Ukraine’s First EU Cluster Within Reach as Hungary’s New Pro-EU Government Eases the Orban-Era Veto

The opening of the first cluster in Ukraine’s EU accession negotiations is now expected to be within reach at the European Council of 23-24 June 2026, following the change of government in Hungary that has removed the single largest obstacle to enlargement. As of early June, the question in Brussels has shifted from whether Budapest will block progress to how fast the process can now move.

Hungary’s pro-EU turn changes the equation

The decisive factor is the landslide victory of Peter Magyar’s centre-right, pro-European Tisza party in Hungary’s April 2026 election, which ended Viktor Orban’s sixteen years in power. Magyar, who took office as prime minister on 9 May 2026, has pledged to make Hungary a constructive EU and NATO partner.

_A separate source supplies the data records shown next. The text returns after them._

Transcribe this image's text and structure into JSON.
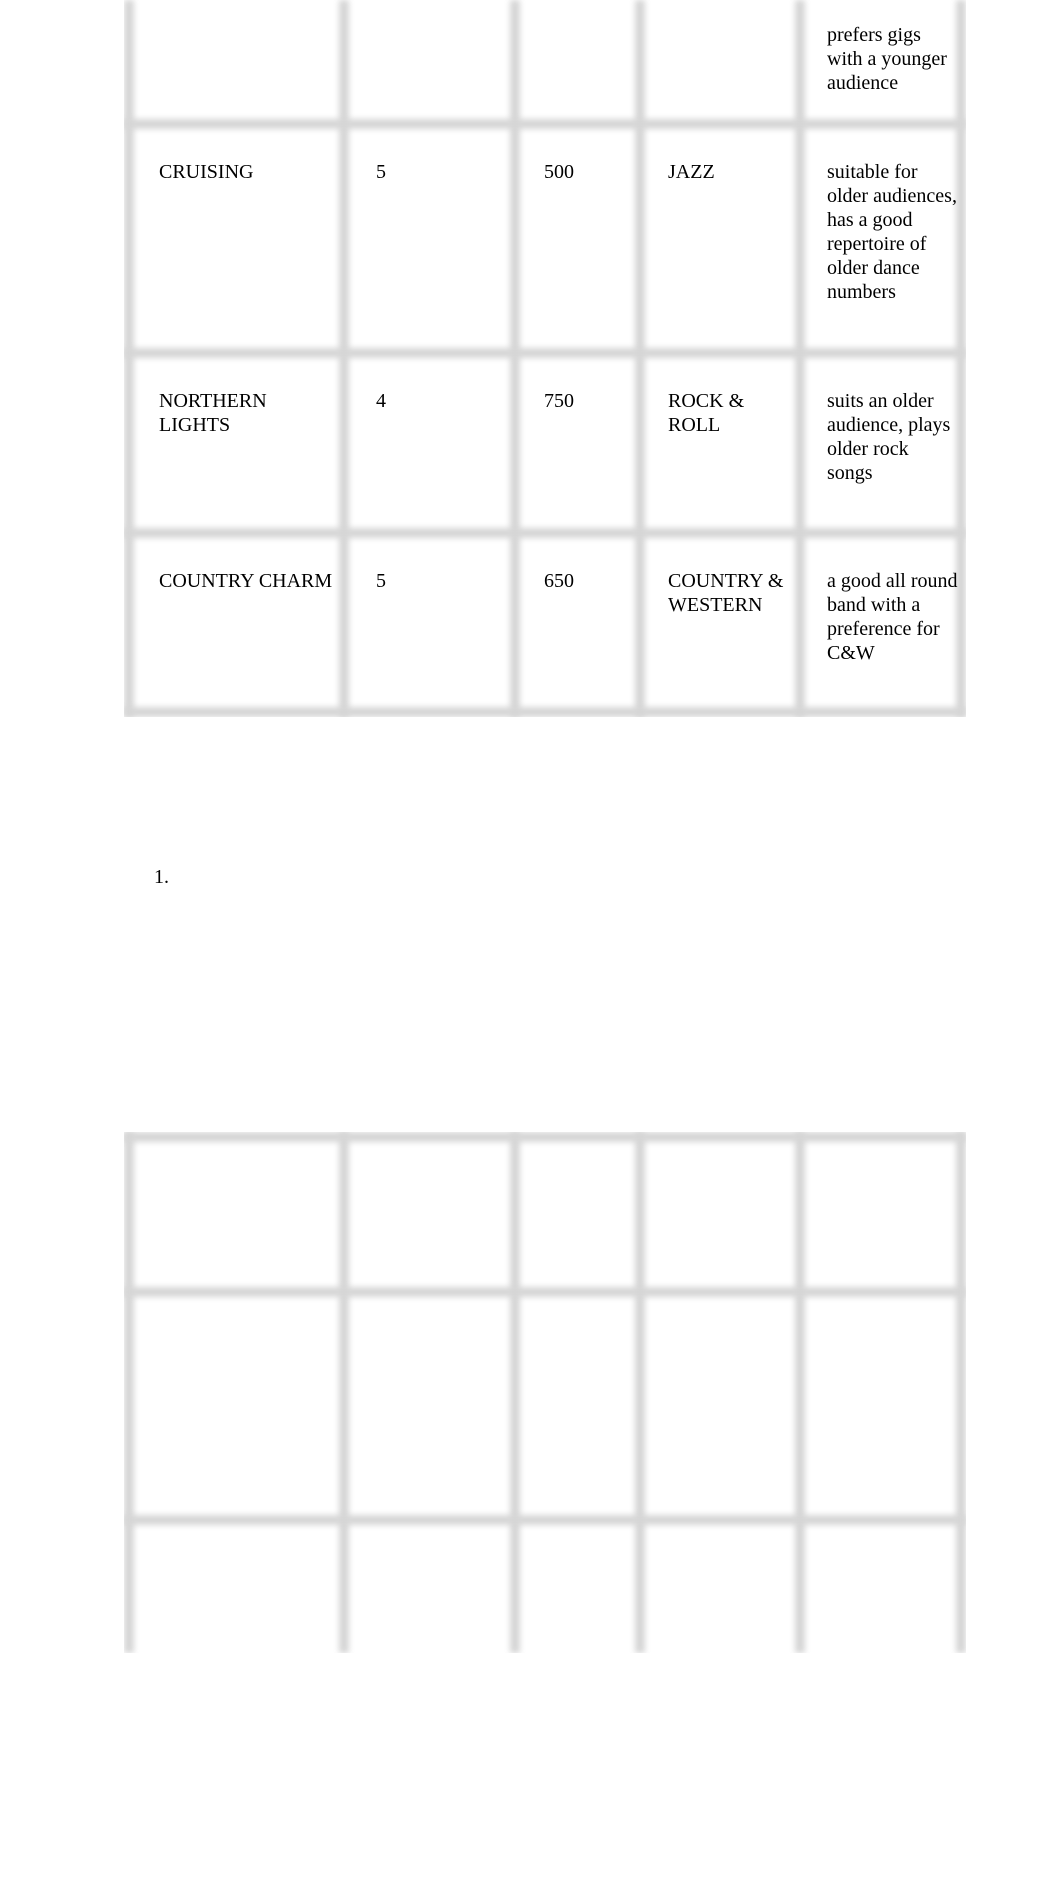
{
  "table1": {
    "rows": [
      {
        "name": "",
        "members": "",
        "fee": "",
        "style": "",
        "notes": "prefers gigs with a younger audience"
      },
      {
        "name": "CRUISING",
        "members": "5",
        "fee": "500",
        "style": "JAZZ",
        "notes": "suitable for older audiences, has a good repertoire of older dance numbers"
      },
      {
        "name": "NORTHERN LIGHTS",
        "members": "4",
        "fee": "750",
        "style": "ROCK & ROLL",
        "notes": "suits an older audience, plays older rock songs"
      },
      {
        "name": "COUNTRY CHARM",
        "members": "5",
        "fee": "650",
        "style": "COUNTRY & WESTERN",
        "notes": "a good all round band with a preference for C&W"
      }
    ]
  },
  "list_marker": "1.",
  "table2": {
    "rows": [
      [
        "",
        "",
        "",
        "",
        ""
      ],
      [
        "",
        "",
        "",
        "",
        ""
      ],
      [
        "",
        "",
        "",
        "",
        ""
      ]
    ]
  }
}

His government has not lifted every reservation, however: Magyar has insisted that Ukraine guarantee the Hungarian minority in Transcarpathia the same rights enjoyed by minorities in other EU states, a condition now at the centre of technical consultations between Budapest and Kyiv.

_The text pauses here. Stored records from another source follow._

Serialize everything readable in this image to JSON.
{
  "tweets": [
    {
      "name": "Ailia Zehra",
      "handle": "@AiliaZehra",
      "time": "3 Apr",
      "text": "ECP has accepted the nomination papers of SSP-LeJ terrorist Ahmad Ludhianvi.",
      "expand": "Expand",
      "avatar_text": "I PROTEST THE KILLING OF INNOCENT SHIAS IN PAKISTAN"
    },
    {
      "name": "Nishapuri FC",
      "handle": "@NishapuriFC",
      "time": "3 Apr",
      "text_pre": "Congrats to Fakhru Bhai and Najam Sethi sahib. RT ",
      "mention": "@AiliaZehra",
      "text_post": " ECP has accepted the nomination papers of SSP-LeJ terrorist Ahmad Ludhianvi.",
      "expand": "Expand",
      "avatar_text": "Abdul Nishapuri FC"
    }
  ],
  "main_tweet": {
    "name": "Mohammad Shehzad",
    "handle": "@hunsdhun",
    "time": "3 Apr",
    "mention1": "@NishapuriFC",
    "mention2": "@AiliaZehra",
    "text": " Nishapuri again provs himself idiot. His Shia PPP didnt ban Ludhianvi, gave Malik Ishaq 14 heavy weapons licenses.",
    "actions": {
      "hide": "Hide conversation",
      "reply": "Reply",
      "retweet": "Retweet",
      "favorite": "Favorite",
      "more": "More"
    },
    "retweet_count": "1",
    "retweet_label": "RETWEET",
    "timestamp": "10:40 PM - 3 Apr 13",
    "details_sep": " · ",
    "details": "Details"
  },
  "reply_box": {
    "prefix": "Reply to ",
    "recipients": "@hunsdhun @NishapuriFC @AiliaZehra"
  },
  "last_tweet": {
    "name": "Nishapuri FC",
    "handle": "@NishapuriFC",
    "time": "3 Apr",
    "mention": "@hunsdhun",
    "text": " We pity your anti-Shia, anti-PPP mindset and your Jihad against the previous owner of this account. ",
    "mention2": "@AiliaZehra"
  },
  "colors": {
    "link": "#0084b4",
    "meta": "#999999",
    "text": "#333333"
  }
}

A June timeline takes shape

Enlargement Commissioner Marta Kos has indicated that the first negotiating cluster, the Fundamentals, could be opened in June under the Cyprus rotating presidency, with the remaining five clusters following by July once Ireland takes over the chair. Ukraine completed its screening process in September 2025 and is, on the Commission’s assessment, ready to open all clusters. Kyiv is pressing for more: Deputy Prime Minister for European integration Taras Kachka told Euronews that „all six clusters can be open already in June”, warning that Ukraine is already behind its own timeline.

Moldova moves in parallel

The Moldovan file remains coupled with Ukraine’s in the Commission’s June package. Chisinau has consistently been ahead of Kyiv on benchmark assessments, and the European Parliament’s Foreign Affairs Committee, examining draft reports this week, has commended Moldova’s steady reform progress while warning of continued Russian interference. The Parliament’s draft text on Ukraine praises the government’s wartime institutional efforts while urging further action on the rule of law and anti-corruption.

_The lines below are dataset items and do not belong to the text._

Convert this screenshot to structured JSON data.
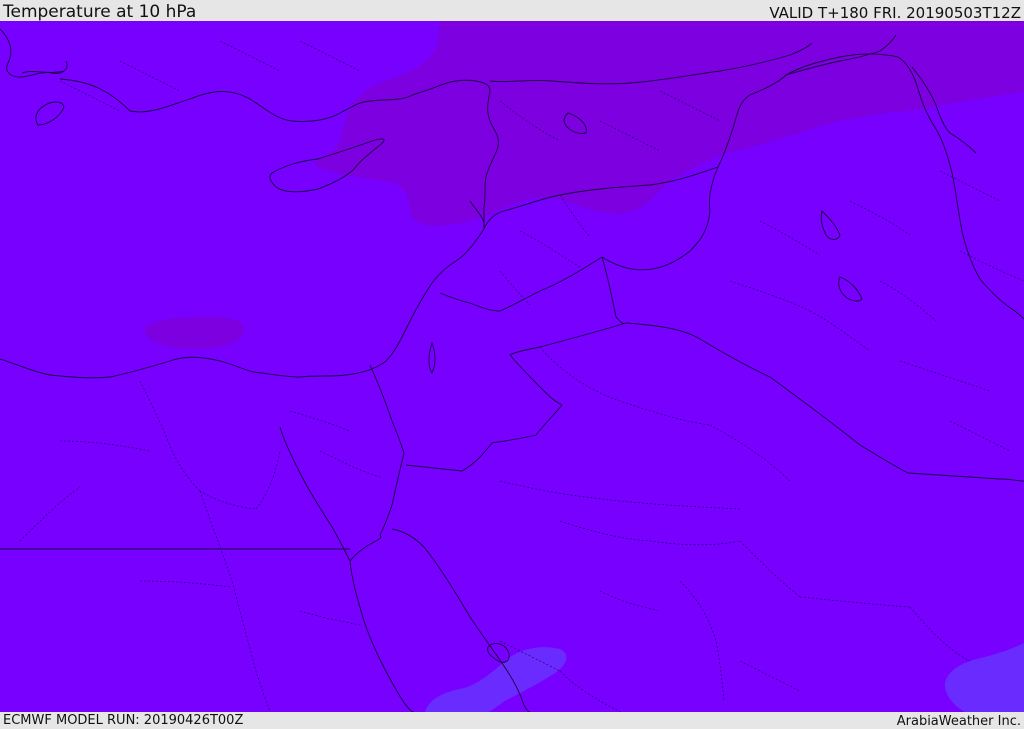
{
  "header": {
    "title": "Temperature at 10 hPa",
    "valid": "VALID T+180 FRI. 20190503T12Z"
  },
  "footer": {
    "model_run": "ECMWF MODEL RUN: 20190426T00Z",
    "credit": "ArabiaWeather Inc."
  },
  "map": {
    "colors": {
      "base_field": "#7700ff",
      "warm_field": "#7c00e0",
      "cool_field": "#6a2bff",
      "borders": "#1a0040"
    }
  }
}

The Western Balkans question

The acceleration for Ukraine and Moldova revives long-standing frustrations in the Western Balkans, where North Macedonia’s process remains at a standstill and Serbia faces concerns over the rule of law and its relations with Kosovo. To contain the risk of procedural blockages, the Commission is expected to bundle enlargement progress into a single package, allowing leaders to address Ukraine, Moldova and the Western Balkans together at the June summit.

What to watch through June

The immediate sequence runs through the Foreign Affairs Council and Coreper preparations toward the 23-24 June European Council, the central test of whether the new political arithmetic translates into a concrete cluster opening. The outstanding variables are the outcome of the Budapest-Kyiv consultations on minority rights and whether member states accept the Commission’s bundled package. For the first time since candidate status was granted in 2022, the institutional path looks open rather than blocked.